There will continue to be “resistance”, and our Lords and Masters’ faith in the capacity of technology to surveil and suppress will come unstuck again and again (the Gazan panspectron, much?), but the smart money is on boots stamping on a human face forever, while the biosphere screams and then goes into Cheynes-Stokes respirations.
This, this my friend(s), is why I had that vasectomy in 2004, and haven’t regretted it since. It was never about what a hypothetical child would do to the planet, and always about what the planet would do to my child. People used to laugh, openly or inwardly at that line of thinking. Not so much any more.
It’s such a warm feeling, knowing I was right about the collapse of the Enlightenment and the planetary biome. Oh yes.
We will hit two degrees at some point in the next ten years, I think, and keep going (all the way to Venus? Probably not, but that’s not the point).
As a particularly tedious high-production-values podcast series kept saying, two degrees is not a magic fucked point after which the Zombie Apocalypse instantly happens. But also, shit spirals. We are about to get a hard lesson in non-linearity and exponential trouble. Not Donna Haraway’s good trouble, either – this is grim meathook trouble trouble.
Why do I care?
It’s the Sarah Connor problem, isn’t it? Knowing what is coming, but being unable to do anything about it. Oh dear. How sad. Never mind.

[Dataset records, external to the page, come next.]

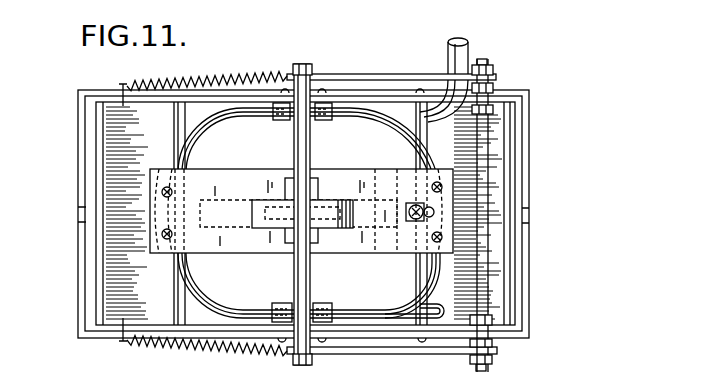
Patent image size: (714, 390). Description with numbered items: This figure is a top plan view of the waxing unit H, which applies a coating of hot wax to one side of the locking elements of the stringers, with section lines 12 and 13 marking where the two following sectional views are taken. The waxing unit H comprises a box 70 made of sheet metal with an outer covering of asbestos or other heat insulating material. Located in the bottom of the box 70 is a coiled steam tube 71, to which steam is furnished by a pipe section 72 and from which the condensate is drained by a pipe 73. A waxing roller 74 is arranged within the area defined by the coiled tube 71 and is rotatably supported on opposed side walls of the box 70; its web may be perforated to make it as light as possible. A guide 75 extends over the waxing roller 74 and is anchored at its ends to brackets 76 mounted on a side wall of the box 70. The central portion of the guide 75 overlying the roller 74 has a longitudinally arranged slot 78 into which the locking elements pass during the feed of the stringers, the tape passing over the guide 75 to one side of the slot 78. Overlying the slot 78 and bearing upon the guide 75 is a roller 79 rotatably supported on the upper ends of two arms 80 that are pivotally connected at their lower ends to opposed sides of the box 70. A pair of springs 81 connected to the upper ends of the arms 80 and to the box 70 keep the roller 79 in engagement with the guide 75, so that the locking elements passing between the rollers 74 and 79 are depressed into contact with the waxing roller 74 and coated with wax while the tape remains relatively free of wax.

The section line 12— 12 is at (59, 258).
The section line 13— 13 is at (303, 40).
The box 70 is at (534, 162).
The coiled steam tube 71 is at (228, 297).
The pipe section 72 is at (467, 44).
The pipe 73 is at (439, 303).
The waxing roller 74 is at (375, 200).
The guide 75 is at (284, 215).
The brackets 76 is at (162, 213).
The slot 78 is at (328, 229).
The roller 79 is at (350, 201).
The arms 80 is at (390, 74).
The springs 81 is at (225, 72).
The waxing unit H is at (532, 78).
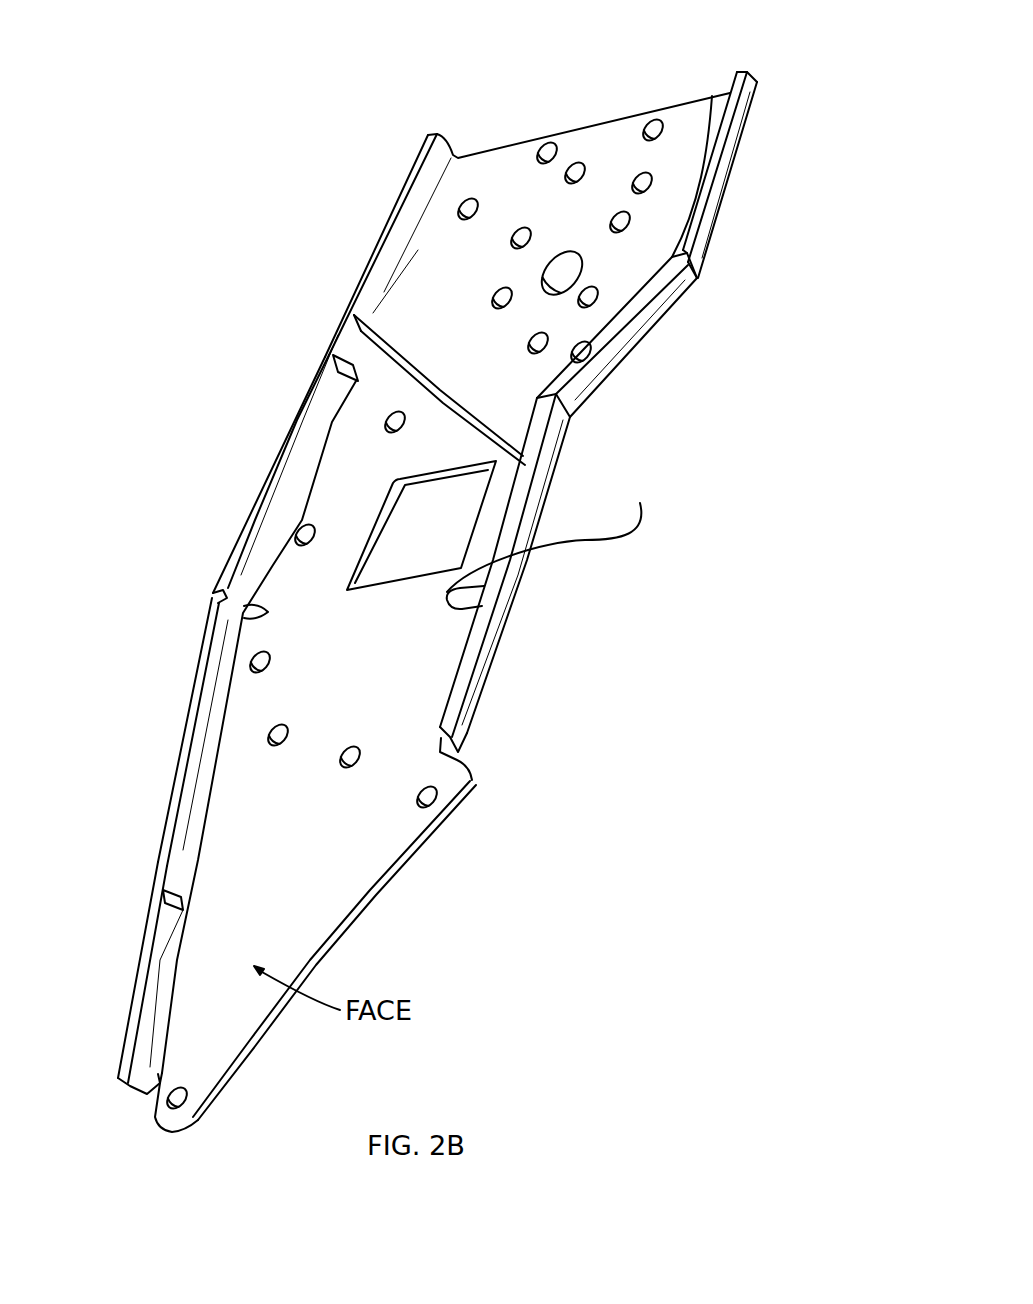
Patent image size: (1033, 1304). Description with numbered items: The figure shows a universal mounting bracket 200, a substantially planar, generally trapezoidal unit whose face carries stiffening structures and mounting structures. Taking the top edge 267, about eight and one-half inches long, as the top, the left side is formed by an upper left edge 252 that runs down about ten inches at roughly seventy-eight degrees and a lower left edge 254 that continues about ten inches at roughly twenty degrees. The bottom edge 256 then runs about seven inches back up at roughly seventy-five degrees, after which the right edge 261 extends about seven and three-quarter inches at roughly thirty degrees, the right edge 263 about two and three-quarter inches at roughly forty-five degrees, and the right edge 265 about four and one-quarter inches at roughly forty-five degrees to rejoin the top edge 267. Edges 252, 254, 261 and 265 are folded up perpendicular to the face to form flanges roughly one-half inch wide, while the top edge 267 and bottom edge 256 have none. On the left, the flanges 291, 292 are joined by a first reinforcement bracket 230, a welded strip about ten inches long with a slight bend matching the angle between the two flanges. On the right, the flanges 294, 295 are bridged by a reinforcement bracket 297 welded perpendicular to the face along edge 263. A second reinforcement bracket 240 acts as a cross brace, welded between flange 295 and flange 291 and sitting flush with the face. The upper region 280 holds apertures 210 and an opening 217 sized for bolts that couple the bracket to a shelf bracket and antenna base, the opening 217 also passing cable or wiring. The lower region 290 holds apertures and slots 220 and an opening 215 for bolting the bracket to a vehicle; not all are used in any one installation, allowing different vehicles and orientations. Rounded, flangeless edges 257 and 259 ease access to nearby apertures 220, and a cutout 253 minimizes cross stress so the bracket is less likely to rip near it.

The universal mounting bracket 200 is at (284, 85).
The apertures 210 is at (550, 341).
The opening 215 is at (398, 583).
The opening 217 is at (551, 300).
The apertures and slots 220 is at (384, 422).
The first reinforcement bracket 230 is at (265, 585).
The second reinforcement bracket 240 is at (408, 360).
The left edge 252 is at (388, 175).
The cutout 253 is at (204, 598).
The left edge 254 is at (143, 893).
The bottom edge 256 is at (366, 907).
The edge 257 is at (140, 1108).
The edge 259 is at (480, 758).
The right edge 261 is at (522, 607).
The right edge 263 is at (706, 300).
The right edge 265 is at (748, 166).
The top edge 267 is at (717, 74).
The region 280 is at (770, 92).
The region 290 is at (633, 557).
The flange 291 is at (378, 245).
The flange 292 is at (134, 1012).
The flange 294 is at (712, 238).
The flange 295 is at (495, 657).
The reinforcement bracket 297 is at (643, 345).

It will be what it will be. The particularly terrible subset of hairless murder apes who are running the show are too blinded by their fear, hate, greed, contempt to know what the short-term consequences will be, even to themselves. They think their God or their tech (the two are interchangeable, no?) will save them. They should read that Cory Doctorow plague novella. We all should.
Footnotes
- “I’ve seen the best and middling minds of my generation – and other generations because I am an old coot – deranged by…”
- To be clear, many of these are in fact the Bad Guys
- Disvisioned –… we were discussing the increasing feeling of despair that we are all suffering from: over and over again we were all using the word ‘disillusioned.’ Then someone pointed out that if what one had held in the past was an ‘illusion’ then it was very healthy, even important, to be ‘disillusioned,’ relieved of illusion- or delusion. If on the other hand what one had held before was ‘vision’- ‘silent upon a peak in Darien’- then what the present political climate was doing was ‘disvisioning’: and it was important that we realise that there was no word- at least within this culture and language- for ‘disvisioning’. No word to describe the experience of having had a real vision, a true vision of possibility and then having that taken away from you. That word, that event, is one that necessarily must be denied by bourgeois culture. I was brought up with a wicked myth- that you cannot put the Truth down, that it will win in the end; I think we have to fight that very carefully; alas, indeed it is highly possible to put the truth down, to destroy even the dream of it, and in fact the truth has been put down. Can it be that all visions, or prophesies, or whatever, that are not in the process of being realised are thereby proven as illusions/delusions? We have to face the real possibility that through social circumstance we may now be in the process not of being disillusioned, but of being disvisioned: an act of violence, not therapy.
- Sara Maitland Futures in Feminist Fiction in From My Guy to Sci-FI: Genre and Women’s Writing in the Postmodern World ed. Helen Carr (1989) Pandora page 194
- All those people who cite Jo Freeman could try fucking reading the essay. It’s not that long).
- I have come to loathe the word “movements” as much as I hate the words “natural” and “resilient.” It is the progressives’ equivalent of the techbros favourite “innovation” – an incantation we invoke to explain how we are going to escape all the traps.